Un troisième paquet de mesures vise enfin à renforcer les coopérations interprofessionnelles. Beaucoup de pathologies chroniques aujourd'hui n'ont pas besoin d'être exclusivement suivies par un généraliste ; c'est le cas notamment du diabète – qui fait également appel à la podologie, à la diététique ou aux soins infirmiers pour la glycémie – mais également de l'insuffisance cardiaque.

Nous allons donc demander à la Haute Autorité de santé (HAS) de produire des référentiels de bonnes pratiques de prise en charge coordonnée, à partir desquels seront organisées sur le terrain des coopérations avec des délégations de tâches.
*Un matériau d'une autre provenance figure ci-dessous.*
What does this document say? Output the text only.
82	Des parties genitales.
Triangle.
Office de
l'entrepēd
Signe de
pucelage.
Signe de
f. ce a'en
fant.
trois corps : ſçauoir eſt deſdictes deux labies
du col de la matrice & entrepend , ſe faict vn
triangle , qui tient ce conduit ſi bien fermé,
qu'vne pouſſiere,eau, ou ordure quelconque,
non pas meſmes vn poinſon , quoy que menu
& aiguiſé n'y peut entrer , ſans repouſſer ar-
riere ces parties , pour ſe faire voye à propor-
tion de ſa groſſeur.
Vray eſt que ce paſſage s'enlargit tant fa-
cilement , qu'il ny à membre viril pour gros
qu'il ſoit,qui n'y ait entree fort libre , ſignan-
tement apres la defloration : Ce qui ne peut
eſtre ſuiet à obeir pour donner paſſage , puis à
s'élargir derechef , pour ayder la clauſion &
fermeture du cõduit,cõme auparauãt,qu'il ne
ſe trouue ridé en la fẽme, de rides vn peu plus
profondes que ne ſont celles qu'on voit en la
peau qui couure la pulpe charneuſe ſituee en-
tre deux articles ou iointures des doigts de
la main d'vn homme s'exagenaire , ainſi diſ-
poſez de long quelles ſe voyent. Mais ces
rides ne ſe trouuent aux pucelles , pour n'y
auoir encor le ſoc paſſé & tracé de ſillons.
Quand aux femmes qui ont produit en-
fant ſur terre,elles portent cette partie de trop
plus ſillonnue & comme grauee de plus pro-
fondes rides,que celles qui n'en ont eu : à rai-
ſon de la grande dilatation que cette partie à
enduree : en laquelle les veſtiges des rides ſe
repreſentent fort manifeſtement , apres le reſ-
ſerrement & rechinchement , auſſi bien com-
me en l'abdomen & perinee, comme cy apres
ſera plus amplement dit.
À cet égard, les infirmières ne sont pas les seules à pouvoir assumer des délégations de tâches, et de nombreux actes médicaux peuvent être pris en charge par d'autres professionnels : les pharmaciens, par exemple, peuvent pratiquer la vaccination, ce qui est aussi un moyen de dégager du temps médical.

Je pense réellement que l'exercice isolé en cabinet va devenir l'exception dans les années qui viennent, au profit d'un exercice coordonné, que ce soit en réseau ou dans des maisons de santé. C'est également dans cette perspective, que j'entends développer enfin la pratique avancée pour les infirmières, mais également pour d'autres professionnels. Dès la rentrée 2018, les universités seront ainsi obligées de proposer des masters de pratique avancée pour que nous ayons des infirmières aptes à la coordination et à la prise en charge des soins.

Telles sont donc les grandes lignes de ce plan d'accès aux soins. Il doit faire l'objet d'un comité de suivi, qui se réunira tous les six mois et associera des parlementaires et des élus territoriaux, pour rendre des comptes sur la base d'un certain nombre d'indicateurs.